The late David Halberstam offers us a brilliant insight into the current practices of the Bush administration's attempts at rewriting history while morphing Bush's actions in Iraq with the now widely recognized accomplishments of President Harry S. Truman. The article appears in the August 2007 edition of VANITY FAIR, and is NOT TO BE MISSED reading.
In his never-ending scramble to make sense of a war long ago made senseless by his own actions, the President--with a glaring lack of interest and intellectual capacity for the lessons history offers the living--has now turned towards history as cover for his ineptitude in international affairs.
In the August 2007 edition of VANITY FAIR the late historian David Halberstam offers us the following observation about Bush
when I hear the president cite history so casually, an alarm goes off. Those who know history best tend to be tempered by it. They rarely refer to it so sweepingly and with such complete confidence. They know that it is the most mischievous of mistresses and that it touts sure things about as regularly as the tip sheets at the local track. Its most important lessons sometimes come cloaked in bitter irony. By no means does it march in a straight line toward the desired result, and the good guys do not always win. Occasionally it is like a sport with upsets, in which the weak and small defeat the great and mighty—take, for instance, the American revolutionaries vanquishing the British Army, or the Vietnamese Communists, with their limited hardware, stalemating the mighty American Army.
Bush now wants to be Harry Truman, a most cynical attempt at assuming an intellectual and leadership personna Truman never waivered from and Bush has never achieved. In a very real sense, the Rovites want to be front seat passengers on the growing legacy train Truman enjoys, without submitting to any of the heavy lifting or intellectual wrangling Truman subjected himself to in his days as President.

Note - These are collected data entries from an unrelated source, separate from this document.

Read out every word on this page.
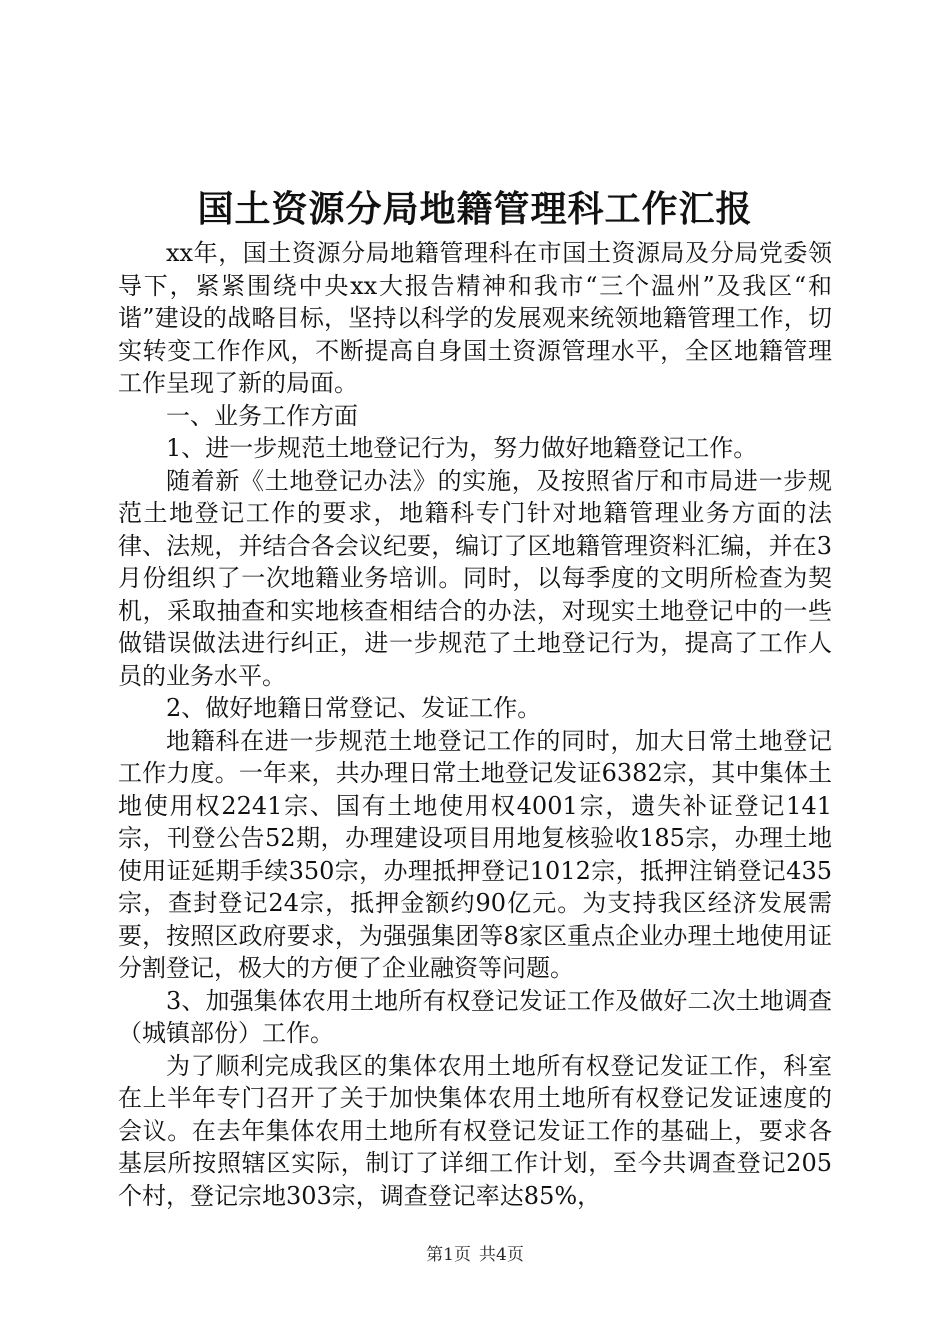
国土资源分局地籍管理科工作汇报

xx年，国土资源分局地籍管理科在市国土资源局及分局党委领导下，紧紧围绕中央xx大报告精神和我市“三个温州”及我区“和谐”建设的战略目标，坚持以科学的发展观来统领地籍管理工作，切实转变工作作风，不断提高自身国土资源管理水平，全区地籍管理工作呈现了新的局面。

一、业务工作方面

1、进一步规范土地登记行为，努力做好地籍登记工作。

随着新《土地登记办法》的实施，及按照省厅和市局进一步规范土地登记工作的要求，地籍科专门针对地籍管理业务方面的法律、法规，并结合各会议纪要，编订了区地籍管理资料汇编，并在3月份组织了一次地籍业务培训。同时，以每季度的文明所检查为契机，采取抽查和实地核查相结合的办法，对现实土地登记中的一些做错误做法进行纠正，进一步规范了土地登记行为，提高了工作人员的业务水平。

2、做好地籍日常登记、发证工作。

地籍科在进一步规范土地登记工作的同时，加大日常土地登记工作力度。一年来，共办理日常土地登记发证6382宗，其中集体土地使用权2241宗、国有土地使用权4001宗，遗失补证登记141宗，刊登公告52期，办理建设项目用地复核验收185宗，办理土地使用证延期手续350宗，办理抵押登记1012宗，抵押注销登记435宗，查封登记24宗，抵押金额约90亿元。为支持我区经济发展需要，按照区政府要求，为强强集团等8家区重点企业办理土地使用证分割登记，极大的方便了企业融资等问题。

3、加强集体农用土地所有权登记发证工作及做好二次土地调查（城镇部份）工作。

为了顺利完成我区的集体农用土地所有权登记发证工作，科室在上半年专门召开了关于加快集体农用土地所有权登记发证速度的会议。在去年集体农用土地所有权登记发证工作的基础上，要求各基层所按照辖区实际，制订了详细工作计划，至今共调查登记205个村，登记宗地303宗，调查登记率达85%，

第1页 共4页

In the dark days of Truman's Presidency, before his amazing comeback in the 1948 Presidential campaign against Tom Dewey, Truman sought out the GOP leader Vandenberg in an attempt to push what would eventually become known as the MARSHALL PLAN through a Republican-dominated Congress not in the least bit inclined to help Truman in any way. Vandenberg perceived Truman's goal was NOT politically self-serving. The success of the MARSHALL PLAN, sixty years in retrospect, now speaks for itself. Not only did it fuel American prosperity in the 1950s, more importantly it saved western Europe from the ravages of Stalin's Communism. Vandenberg and many other of his Republican allies, were willing to set politics to one side for the greater good of the country in 1947.

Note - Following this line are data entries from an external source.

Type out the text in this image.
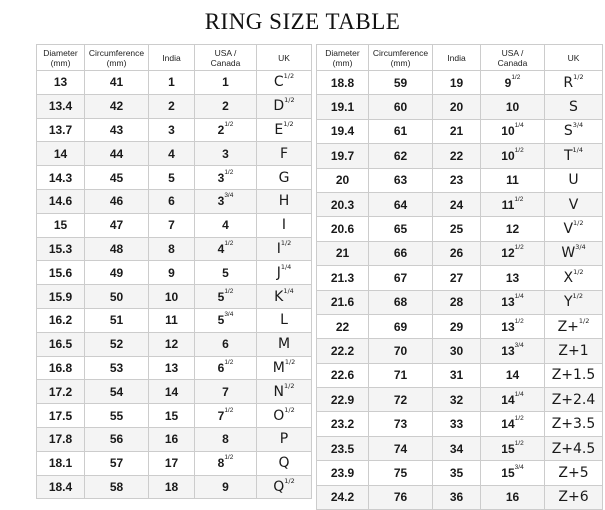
RING SIZE TABLE
Diameter
(mm)	Circumference
(mm)	India	USA /
Canada	UK
13	41	1	1	$C^{1/2}$
13.4	42	2	2	$D^{1/2}$
13.7	43	3	$2^{1/2}$	$E^{1/2}$
14	44	4	3	F
14.3	45	5	$3^{1/2}$	G
14.6	46	6	$3^{3/4}$	H
15	47	7	4	I
15.3	48	8	$4^{1/2}$	$I^{1/2}$
15.6	49	9	5	$J^{1/4}$
15.9	50	10	$5^{1/2}$	$K^{1/4}$
16.2	51	11	$5^{3/4}$	L
16.5	52	12	6	M
16.8	53	13	$6^{1/2}$	$M^{1/2}$
17.2	54	14	7	$N^{1/2}$
17.5	55	15	$7^{1/2}$	$O^{1/2}$
17.8	56	16	8	P
18.1	57	17	$8^{1/2}$	Q
18.4	58	18	9	$Q^{1/2}$
Diameter
(mm)	Circumference
(mm)	India	USA /
Canada	UK
18.8	59	19	$9^{1/2}$	$R^{1/2}$
19.1	60	20	10	S
19.4	61	21	$10^{1/4}$	$S^{3/4}$
19.7	62	22	$10^{1/2}$	$T^{1/4}$
20	63	23	11	U
20.3	64	24	$11^{1/2}$	V
20.6	65	25	12	$V^{1/2}$
21	66	26	$12^{1/2}$	$W^{3/4}$
21.3	67	27	13	$X^{1/2}$
21.6	68	28	$13^{1/4}$	$Y^{1/2}$
22	69	29	$13^{1/2}$	Z+$^{1/2}$
22.2	70	30	$13^{3/4}$	Z+1
22.6	71	31	14	Z+1.5
22.9	72	32	$14^{1/4}$	Z+2.4
23.2	73	33	$14^{1/2}$	Z+3.5
23.5	74	34	$15^{1/2}$	Z+4.5
23.9	75	35	$15^{3/4}$	Z+5
24.2	76	36	16	Z+6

More to the point, as David McCullough notes in his Pulitzer Prize winning biography of Truman, Truman invited divergent points of view from the "Wise Men" Truman sought counsel from: Chip Bohlen, Dean Acheson, George Kennan, Averill Harriman, Robert Lovett [see Walter Isaacson's THE WISE MEN, Touchstone Books, 1986]. Truman was sincere in his interest in entertaining all perspectives, and the people of America always trusted him to act in the general good of America. This is not to suggest Truman did not play favorites. He did. But he was confident enough in WHO HE WAS, and WHAT HE WAS NOT, to entertain views that did not always coincide with his own. And he wasn't afraid of his decisions once made. He slept more easily at night because his knowledge of history helped him in his decision-making.
One is invited to inquire whether Bush is remotely capable of assuming a leadership position for the greater good of America in 2007. Having seen nothing to suggest he is capable of this type of courage and determination in quest of the common good, we can only conclude we will witness nothing but more of the same in the remaining months of the Bush presidency.
Indeed, Bush's very public instransigence in the Justic Department fiasco, his blatant commutation of Scooter Libby's sentence, his indifference to the recommendations of the Baker-Hamilton commission, and his recent invoking of executive privilege in areas he has no basis involving himself in only assures us that Bush will never be moved from where he stands now.
There is no common link between Harry Truman and George W. Bush, no matter what Karl Rove would have the public believe. Harry Truman, a man of the common people, a man who read history books each and every night and yet did not hold a college degree, a man of principle who respected the office of the Presidency and who had the courage to fire a politically motivated popular General in Korea who challenged the authority of the office of the President (MacArthur), a man whose passage of the Marshall Plan and Truman Doctrine was largely the cornerstone for America's triumph in the Cold War long after Truman was dead and buried, has no comparison in Bush.
Bush's legacy, whatever it is and may become, is in the process of whithering and dying before our eyes. Truman's legacy, as David Halberstam so aptly points out in his wonderful parting words to America, continues to strengthen over time.